Se por um lado, não há como negar que Fernando Pessoa seja um poeta moderno, e dos maiores, por outro, acreditamos ser preciso enxergá-lo para além de sua época, dono de uma modernidade estendida, que chega até nós – uma modernidade do agora. A poesia de Pessoa é a poesia do agora, ele é contemporâneo de todos, pois todos os elementos, tanto de sua poesia, quanto de sua teoria percorrem todo o século XX e entra no XXI, muitas vezes, a frente daqueles que já deveriam ter levado adiante seus pensamentos. Mas também é o poeta do agora pois é o poeta da sensação e, como vimos, o tempo da sensação não poderia ser outro senão o do instante, que se renova a cada passo de nossas vidas – e, certamente, a cada passo de nossa leitura. A cada passo em que, entrando “Na Floresta do Alheamento” de Pessoa, assistimos à metamorfose constante de um corpo e um sujeito à mercê das sensações.

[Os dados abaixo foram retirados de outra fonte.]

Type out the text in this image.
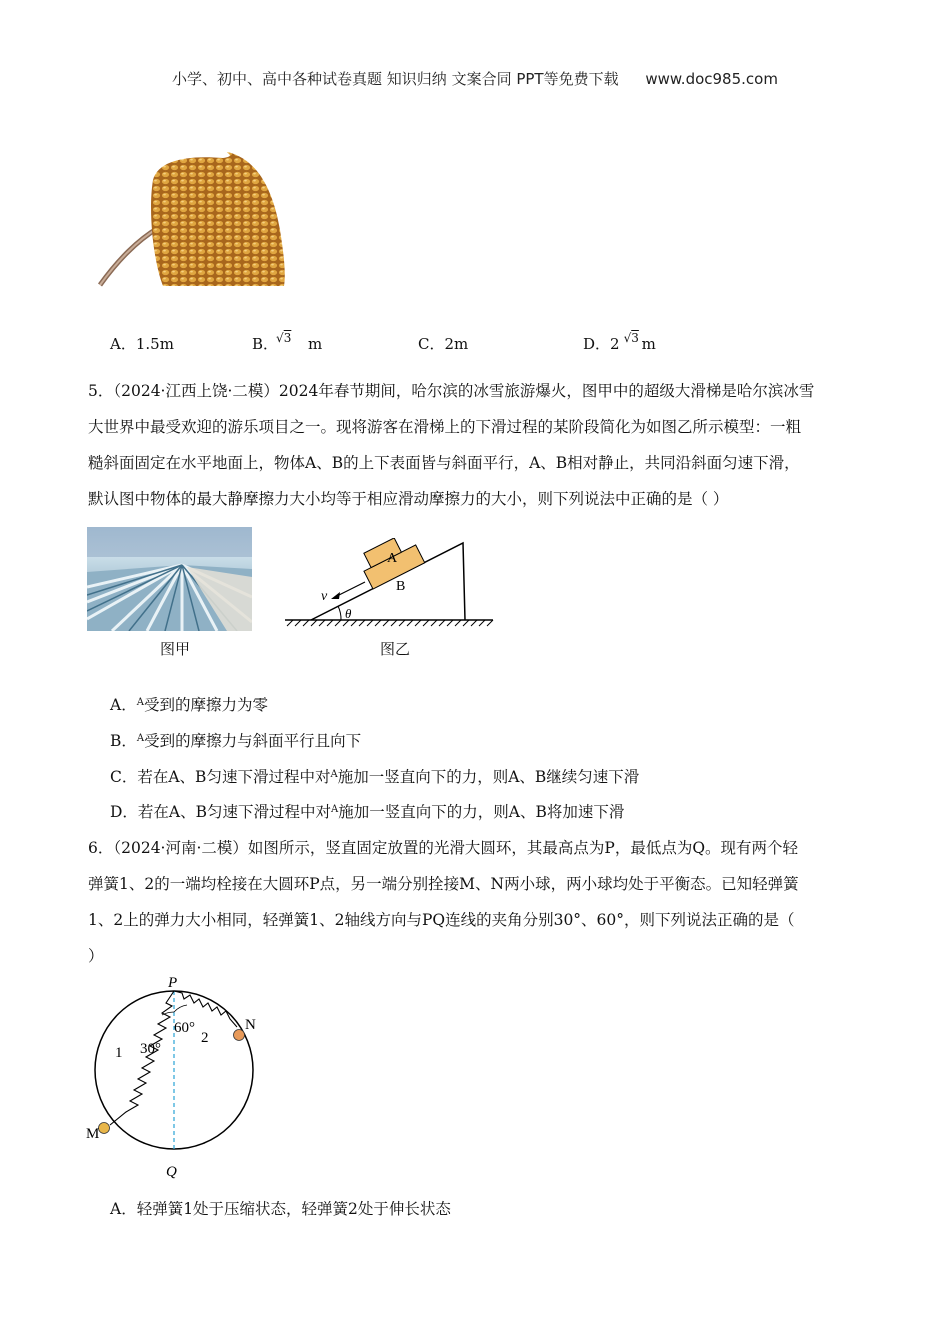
小学、初中、高中各种试卷真题 知识归纳 文案合同 PPT等免费下载 www.doc985.com
A．1.5m	B．
√3 m	C．2m	D．2 √3 m

5．（2024·江西上饶·二模）2024年春节期间，哈尔滨的冰雪旅游爆火，图甲中的超级大滑梯是哈尔滨冰雪

大世界中最受欢迎的游乐项目之一。现将游客在滑梯上的下滑过程的某阶段简化为如图乙所示模型：一粗

糙斜面固定在水平地面上，物体A、B的上下表面皆与斜面平行，A、B相对静止，共同沿斜面匀速下滑，

默认图中物体的最大静摩擦力大小均等于相应滑动摩擦力的大小，则下列说法中正确的是（ ）

图甲
B
A
v
θ
图乙
A．$^A$受到的摩擦力为零
B．$^A$受到的摩擦力与斜面平行且向下
C．若在A、B匀速下滑过程中对$^A$施加一竖直向下的力，则A、B继续匀速下滑
D．若在A、B匀速下滑过程中对$^A$施加一竖直向下的力，则A、B将加速下滑

6．（2024·河南·二模）如图所示，竖直固定放置的光滑大圆环，其最高点为P，最低点为Q。现有两个轻

弹簧1、2的一端均栓接在大圆环P点，另一端分别拴接M、N两小球，两小球均处于平衡态。已知轻弹簧

1、2上的弹力大小相同，轻弹簧1、2轴线方向与PQ连线的夹角分别30°、60°，则下列说法正确的是（

）

P
Q
M
N
1
2
30°
60°
A．轻弹簧1处于压缩状态，轻弹簧2处于伸长状态
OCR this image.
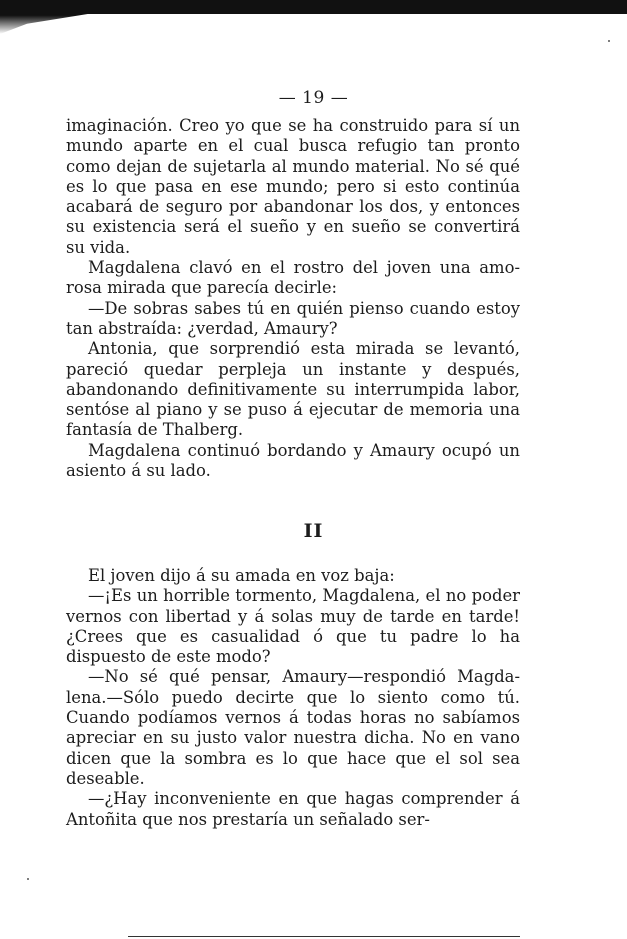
— 19 —

imaginación. Creo yo que se ha construido para sí un mundo aparte en el cual busca refugio tan pronto como dejan de sujetarla al mundo material. No sé qué es lo que pasa en ese mundo; pero si esto continúa acabará de seguro por abandonar los dos, y entonces su existencia será el sueño y en sueño se convertirá su vida.

Magdalena clavó en el rostro del joven una amorosa mirada que parecía decirle:

—De sobras sabes tú en quién pienso cuando estoy tan abstraída: ¿verdad, Amaury?

Antonia, que sorprendió esta mirada se levantó, pareció quedar perpleja un instante y después, abandonando definitivamente su interrumpida labor, sentóse al piano y se puso á ejecutar de memoria una fantasía de Thalberg.

Magdalena continuó bordando y Amaury ocupó un asiento á su lado.

II

El joven dijo á su amada en voz baja:

—¡Es un horrible tormento, Magdalena, el no poder vernos con libertad y á solas muy de tarde en tarde! ¿Crees que es casualidad ó que tu padre lo ha dispuesto de este modo?

—No sé qué pensar, Amaury—respondió Magdalena.—Sólo puedo decirte que lo siento como tú. Cuando podíamos vernos á todas horas no sabíamos apreciar en su justo valor nuestra dicha. No en vano dicen que la sombra es lo que hace que el sol sea deseable.

—¿Hay inconveniente en que hagas comprender á Antoñita que nos prestaría un señalado ser-
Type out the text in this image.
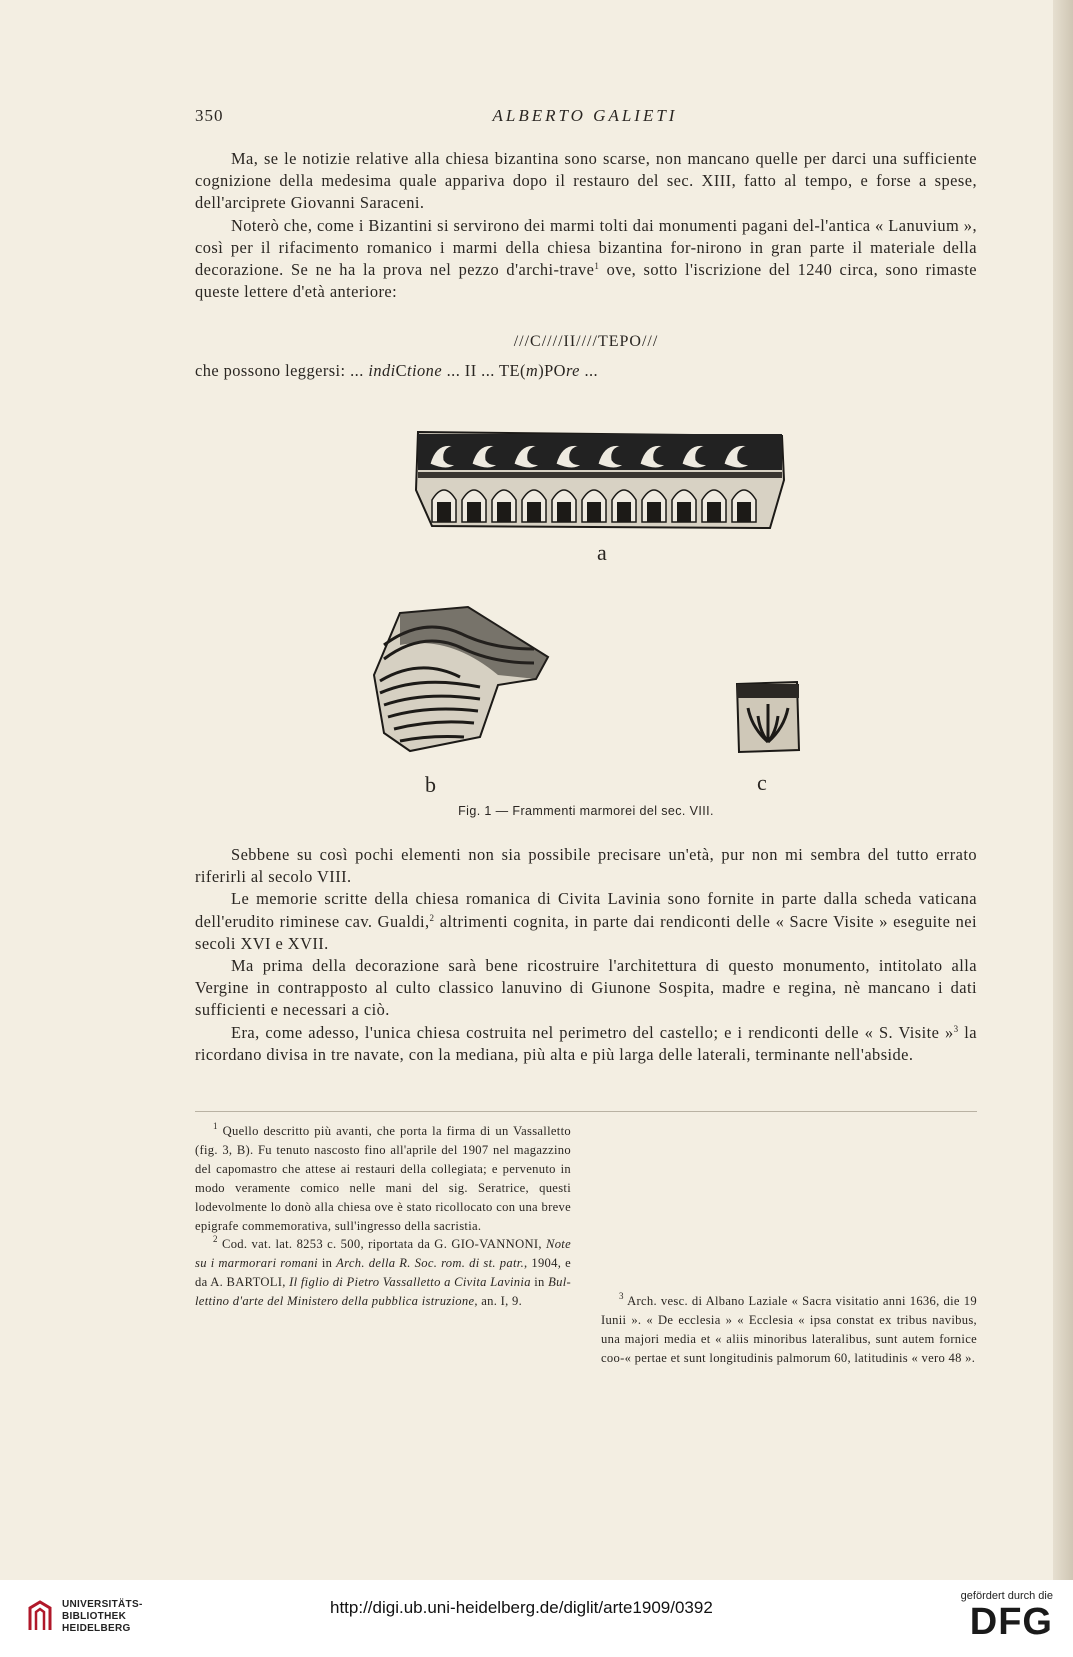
350	ALBERTO GALIETI

Ma, se le notizie relative alla chiesa bizantina sono scarse, non mancano quelle per darci una sufficiente cognizione della medesima quale appariva dopo il restauro del sec. XIII, fatto al tempo, e forse a spese, dell'arciprete Giovanni Saraceni.

Noterò che, come i Bizantini si servirono dei marmi tolti dai monumenti pagani del-l'antica « Lanuvium », così per il rifacimento romanico i marmi della chiesa bizantina for-nirono in gran parte il materiale della decorazione. Se ne ha la prova nel pezzo d'archi-trave$^1$ ove, sotto l'iscrizione del 1240 circa, sono rimaste queste lettere d'età anteriore:

///C////II////TEPO///
che possono leggersi: ... indiCtione ... II ... TE(m)POre ...
a
b	c
Fig. 1 — Frammenti marmorei del sec. VIII.

Sebbene su così pochi elementi non sia possibile precisare un'età, pur non mi sembra del tutto errato riferirli al secolo VIII.

Le memorie scritte della chiesa romanica di Civita Lavinia sono fornite in parte dalla scheda vaticana dell'erudito riminese cav. Gualdi,$^2$ altrimenti cognita, in parte dai rendiconti delle « Sacre Visite » eseguite nei secoli XVI e XVII.

Ma prima della decorazione sarà bene ricostruire l'architettura di questo monumento, intitolato alla Vergine in contrapposto al culto classico lanuvino di Giunone Sospita, madre e regina, nè mancano i dati sufficienti e necessari a ciò.

Era, come adesso, l'unica chiesa costruita nel perimetro del castello; e i rendiconti delle « S. Visite »$^3$ la ricordano divisa in tre navate, con la mediana, più alta e più larga delle laterali, terminante nell'abside.

$^1$ Quello descritto più avanti, che porta la firma di un Vassalletto (fig. 3, B). Fu tenuto nascosto fino all'aprile del 1907 nel magazzino del capomastro che attese ai restauri della collegiata; e pervenuto in modo veramente comico nelle mani del sig. Seratrice, questi lodevolmente lo donò alla chiesa ove è stato ricollocato con una breve epigrafe commemorativa, sull'ingresso della sacristia.

$^2$ Cod. vat. lat. 8253 c. 500, riportata da G. GIO-VANNONI, Note su i marmorari romani in Arch. della R. Soc. rom. di st. patr., 1904, e da A. BARTOLI, Il figlio di Pietro Vassalletto a Civita Lavinia in Bul-lettino d'arte del Ministero della pubblica istruzione, an. I, 9.	$^3$ Arch. vesc. di Albano Laziale « Sacra visitatio anni 1636, die 19 Iunii ». « De ecclesia » « Ecclesia « ipsa constat ex tribus navibus, una majori media et « aliis minoribus lateralibus, sunt autem fornice coo-« pertae et sunt longitudinis palmorum 60, latitudinis « vero 48 ».

UNIVERSITÄTS-
BIBLIOTHEK
HEIDELBERG
http://digi.ub.uni-heidelberg.de/diglit/arte1909/0392
gefördert durch die
DFG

Quantas vezes Pessoa não é lido como um romântico? Um religioso? E até um otimista? Não achamos em momento algum que esta dissertação teve a pretensão de abarcar a vasta literatura e teoria de Pessoa, mas é preciso que se comece a encarar sua obra como um conjunto, como a sucessão de um árduo trabalho das sensações. Como vimos, seu Livro do Desassossego é

um laboratório em si próprio, em que cada fragmento lido nos trás alguma informação de como enxergar sua obra, de como sentir de todas as maneiras.

Esperamos ter trazido à luz essas novas formas de se ler Pessoa, com o auxílio de pensadores como José Gil e Deleuze, que permitem um novo olhar para a obra deste grande poeta. Uma visão que coloca Pessoa ao nosso lado faz dele nosso contemporâneo, alguém que pensa questões extremamente atuais, tanto na literatura quanto na filosofia. Pessoa tentou romper com os dogmas de seu tempo, romper com um eu encarcerado por séculos de valores morais e religiosos, nos devolvendo nosso corpo, esquecido pela literatura e pela filosofia por tanto tempo.

Após esse trabalho não é possível viver da mesma maneira, com sua poesia da subjugação Pessoa modifica todos aqueles que se atrevem a fazer sua leitura consciente, uma leitura do abismo. Um estudo em Pessoa dificilmente terá um fim, sempre se abrirão novas questões, novas formas de sentir e de pensar a construção da poesia. O importante é que surjam sempre novas almas dispostas a encarar o desafio imposto pelo poeta.